The financial success of every service-based business is inherently tied to its ability to bill for the work being produced. This holds true for dental practices of every size and shape, but most especially for small independents. If you don’t have the systems in place to invoice and collect on the hours you’ve invested, your short-term stability and long-term growth are in jeopardy.
This article will discuss those processes at length, but it begins with a component far too many offices are overlooking: new CDT’s. The cost is roughly $90 each year, and it is well worth it.
In 2019 alone, 19 new dental procedure codes were introduced. If you don’t know what they are, you are failing to take advantage of the opportunity to offer and bill for new allowable services. In addition, there are new codes for services you’re already offering, and if your team doesn’t utilize the new codes, your claims are denied and your collection process delayed.
The takeaway? If you don’t have the new CDT materials, get them. If you do have the materials, assign each associate in your office one or more of the codes to research, study, and present them to your team.

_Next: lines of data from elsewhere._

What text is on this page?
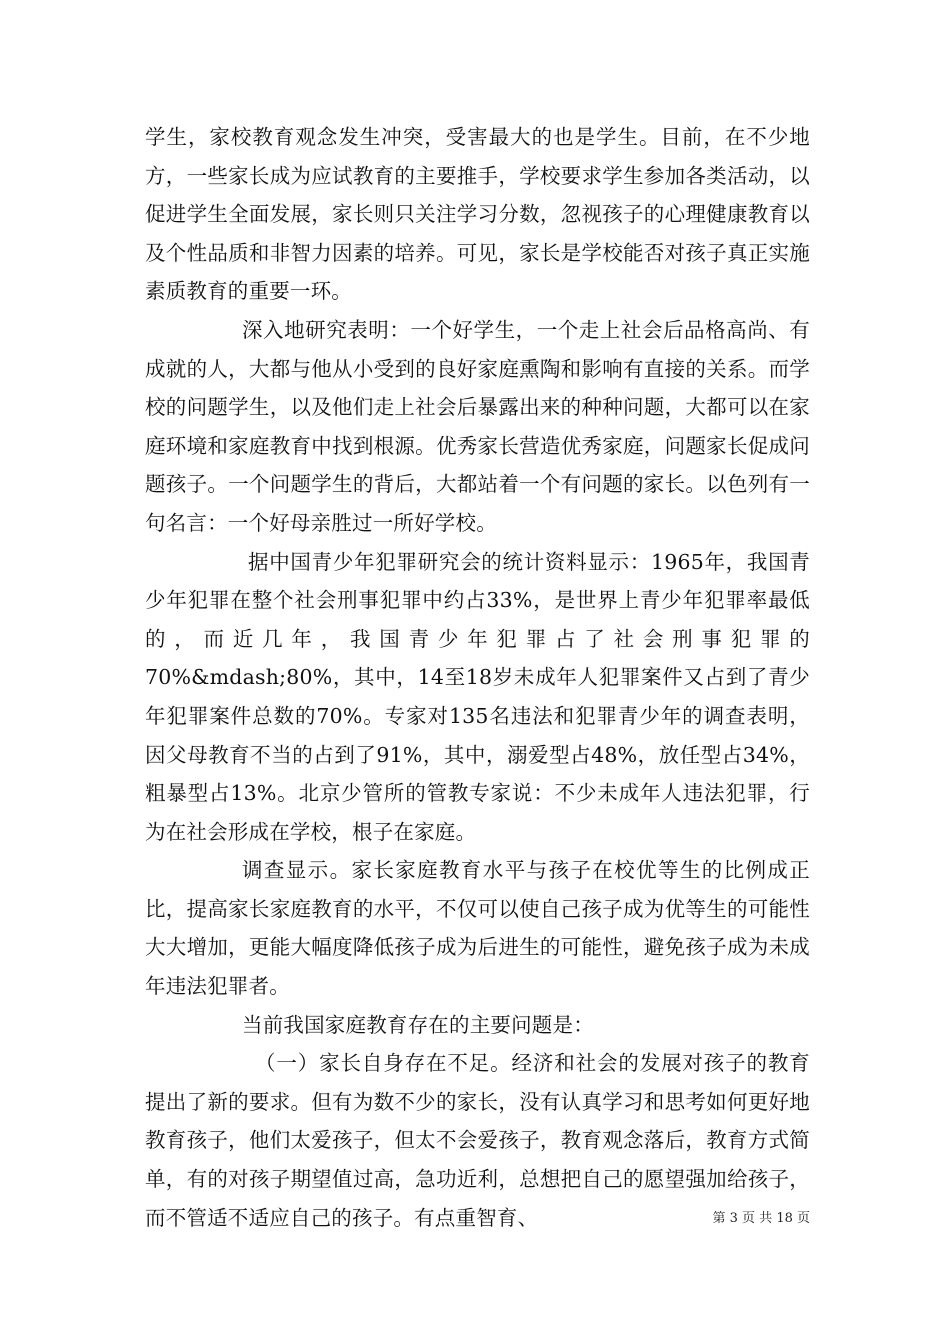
学生，家校教育观念发生冲突，受害最大的也是学生。目前，在不少地方，一些家长成为应试教育的主要推手，学校要求学生参加各类活动，以促进学生全面发展，家长则只关注学习分数，忽视孩子的心理健康教育以及个性品质和非智力因素的培养。可见，家长是学校能否对孩子真正实施素质教育的重要一环。

深入地研究表明：一个好学生，一个走上社会后品格高尚、有成就的人，大都与他从小受到的良好家庭熏陶和影响有直接的关系。而学校的问题学生，以及他们走上社会后暴露出来的种种问题，大都可以在家庭环境和家庭教育中找到根源。优秀家长营造优秀家庭，问题家长促成问题孩子。一个问题学生的背后，大都站着一个有问题的家长。以色列有一句名言：一个好母亲胜过一所好学校。

据中国青少年犯罪研究会的统计资料显示：1965年，我国青少年犯罪在整个社会刑事犯罪中约占33%，是世界上青少年犯罪率最低的，而近几年，我国青少年犯罪占了社会刑事犯罪的70%&mdash;80%，其中，14至18岁未成年人犯罪案件又占到了青少年犯罪案件总数的70%。专家对135名违法和犯罪青少年的调查表明，因父母教育不当的占到了91%，其中，溺爱型占48%，放任型占34%，粗暴型占13%。北京少管所的管教专家说：不少未成年人违法犯罪，行为在社会形成在学校，根子在家庭。

调查显示。家长家庭教育水平与孩子在校优等生的比例成正比，提高家长家庭教育的水平，不仅可以使自己孩子成为优等生的可能性大大增加，更能大幅度降低孩子成为后进生的可能性，避免孩子成为未成年违法犯罪者。

当前我国家庭教育存在的主要问题是：

（一）家长自身存在不足。经济和社会的发展对孩子的教育提出了新的要求。但有为数不少的家长，没有认真学习和思考如何更好地教育孩子，他们太爱孩子，但太不会爱孩子，教育观念落后，教育方式简单，有的对孩子期望值过高，急功近利，总想把自己的愿望强加给孩子，而不管适不适应自己的孩子。有点重智育、	第 3 页 共 18 页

It is more than likely you will find at least one new service to offer and build your practice.
Now let’s discuss the services that you’re already offering. Are you maximizing your opportunities to collect on the work you and your clinical staff are performing daily? Odds are, the answer is no because either the right systems either aren’t in place or they aren’t being utilized.
Those systems are:
1. Co-payment collection before the patient goes back to the operatory.
This requires that insurance has been verified, a treatment plan created and shared in advance of the appointment, and the patient prepared to make that payment. It also requires staff being ready to ask for that co-payment, confident in knowing it has been previously discussed.
2. Proper—and prompt—claims submittal.
Claims should be submitted a maximum of 24 hours after the patient appointment, and every claim needs to be filled out correctly. All insurance carriers require your license and tax ID number, as well as patient identification numbers, dates of birth, correct dental procedure code(s), etc. A solid narrative and any supporting attachments should also be collected or created and attached to that claim before submission.
3. Ongoing insurance carrier follow-up.
Fourteen days after submitting a claim, your financial team needs to be following up with the insurance carrier by phone. By then, the carrier will have the claim in process. A quick status call allows for rapid correction of a claim if needed and further expedites processing — no waiting 30 to 60 days or longer for insurance funds.
4. Posting claims and billing immediately.
When payment is received from the insurance provider, it needs to be posted same-day, and any unpaid balance billed. Dental offices that only issue statements on a monthly basis not only delay payment but actually reduce the likelihood of receiving it. Your office should be producing and mailing statements daily.
5. Have a plan and process for past-due accounts.
Every dental practice ultimately has to deal with past-due accounts. Having a standard process to deal with those accounts is a necessity. As with billing, this process should occur not once a month, but triggered based on individual patients. Reminders, collection letters, and finally correspondence detailing a timeline and future actions, and finally a referral to an attorney or collection agency should all be a part of that systematic contact process.
Putting these critical systems in place improves your opportunity to receive payment for the work you and your team are producing is compromised. Emphasizing them is worth the time and resources you invest, as they will grow your profits today and strengthen your bottom line for years to come.